[SOLVED] Problems after upgrade from pve 6 to pve 7

mrbeanzg

Member
Sep 22, 2020
21
0
21
41
Hi all,

I have 4 node cluster connected to hpe 3par via 10gb nexus network switch. this 4 nodes are at version pve-manager/6.0-4.

I have added fifth server to same cluster with version pve-manager/7.1-4.

If i migrate high load windows vm to that fifth server, after some time ( random times , hour or similar ) the vm become unresponsive and i cant do nothing but stop vm, the vm wont stop.i have to stop that action and then the vm is in stop state so i can migrate back vm to some of the 4 older nodes.The migrated vm work without problems on pve 6.

I have 2 low load windows vm on that server with pve 7 that works perfectly.

in dmesg i dont see anything that can be wrong with this high load vm.

I need help what to do? what other logs can i review?

Thanks and best regards
 
This is the only error that is recorded when the vm become unresponsive.
Jan 10 20:00:34 prsvr5 pvedaemon[341452]: VM 115 qmp command failed - VM 115 qmp command 'guest-network-get-interfaces' failed - got timeout

What can i do about that?
 
Hi,
if the VM has a SATA controller, it's likely the issue described here. Try changing the Async IO setting (or controller to IDE) as a workaround or upgrade to kernel package pve-kernel-5.13.19-2-pve which solves (a big part of) the issue. Or kernel 5.15 to make really sure.
 
This thread that you include have the same errors as i have. How can i check the version and upgrade if needed?

Thanks
 
You can use pveversion -v to display the installed Proxmox-VE-related packages. Then run apt update to get the list of available updates and apt dist-upgrade to actually upgrade.

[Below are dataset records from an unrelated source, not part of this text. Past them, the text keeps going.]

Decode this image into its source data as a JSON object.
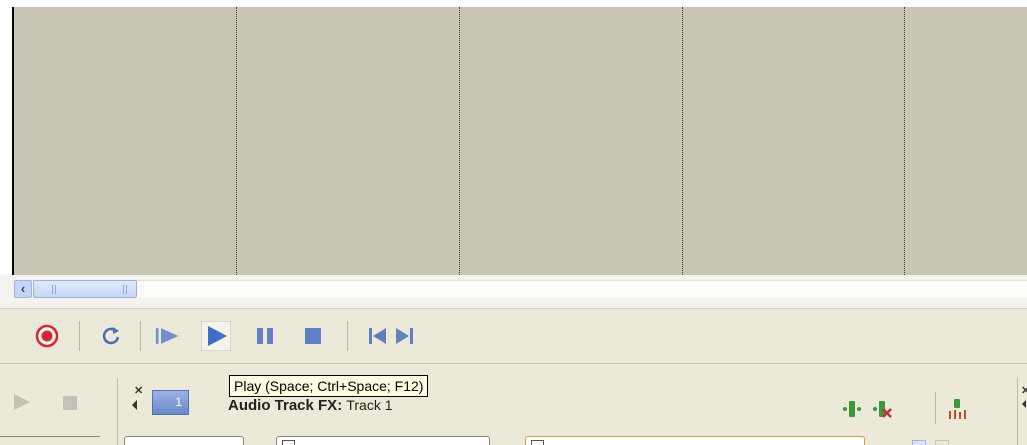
{
  "tooltip": {
    "text": "Play (Space; Ctrl+Space; F12)"
  },
  "fx_panel": {
    "track_number": "1",
    "title": "Audio Track FX:",
    "subtitle": "Track 1"
  },
  "transport": {
    "buttons": [
      {
        "name": "record",
        "icon": "record-icon"
      },
      {
        "name": "loop",
        "icon": "loop-icon"
      },
      {
        "name": "play-from-start",
        "icon": "play-from-start-icon"
      },
      {
        "name": "play",
        "icon": "play-icon"
      },
      {
        "name": "pause",
        "icon": "pause-icon"
      },
      {
        "name": "stop",
        "icon": "stop-icon"
      },
      {
        "name": "go-to-start",
        "icon": "go-to-start-icon"
      },
      {
        "name": "go-to-end",
        "icon": "go-to-end-icon"
      }
    ]
  },
  "colors": {
    "timeline_bg": "#c9c6b6",
    "panel_bg": "#ece9d8",
    "accent_blue": "#3d6fc4",
    "record_red": "#d9232e",
    "tooltip_bg": "#ffffe1"
  }
}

EDIT: After upgrading QEMU, you need to stop/start VM or migrate it away and back for it to pick up the new version.
 
Last edited:
This is what i have :

root@prsvr5:~# pveversion -v
proxmox-ve: 7.1-1 (running kernel: 5.13.19-1-pve)
pve-manager: 7.1-4 (running version: 7.1-4/ca457116)
pve-kernel-5.13: 7.1-4
pve-kernel-helper: 7.1-4
pve-kernel-5.13.19-1-pve: 5.13.19-2
ceph-fuse: 15.2.15-pve1
corosync: 3.1.5-pve2
criu: 3.15-1+pve-1
glusterfs-client: 9.2-1
ifupdown2: 3.1.0-1+pmx3
ksm-control-daemon: 1.4-1
libjs-extjs: 7.0.0-1
libknet1: 1.22-pve2
libproxmox-acme-perl: 1.4.0
libproxmox-backup-qemu0: 1.2.0-1
libpve-access-control: 7.1-1
libpve-apiclient-perl: 3.2-1
libpve-common-perl: 7.0-14
libpve-guest-common-perl: 4.0-3
libpve-http-server-perl: 4.0-3
libpve-storage-perl: 7.0-15
libspice-server1: 0.14.3-2.1
lvm2: 2.03.11-2.1
lxc-pve: 4.0.9-4
lxcfs: 4.0.8-pve2
novnc-pve: 1.2.0-3
proxmox-backup-client: 2.0.14-1
proxmox-backup-file-restore: 2.0.14-1
proxmox-mini-journalreader: 1.2-1
proxmox-widget-toolkit: 3.4-2
pve-cluster: 7.1-2
pve-container: 4.1-2
pve-docs: 7.1-2
pve-edk2-firmware: 3.20210831-2
pve-firewall: 4.2-5
pve-firmware: 3.3-3
pve-ha-manager: 3.3-1
pve-i18n: 2.6-1
pve-qemu-kvm: 6.1.0-2
pve-xtermjs: 4.12.0-1
qemu-server: 7.1-3
smartmontools: 7.2-1
spiceterm: 3.2-2
swtpm: 0.7.0~rc1+2
vncterm: 1.7-1
zfsutils-linux: 2.1.1-pve3


So i need to upgrade?
 
If you upgraded the kernel, it's recommended, otherwise it shouldn't be necessary.
 
Hi all,Just to report that upgrade to pve-qemu-kvm: 6.1.0-3 works. high load windows vm dont crash anymore.

Best regards
 
Just in case this helps someone else. I had a similar issue today. I moved a bunch of VM's from 12G dell servers to newer 14G dell servers. All high load windows VM's would loose networking and require a reboot after a few minutes of load. After a day of banging my head against the wall it turned out that changing "Async IO" from "io_uring" to "Threads" fixed it. I can't explain it. Found another post where someone suggested it.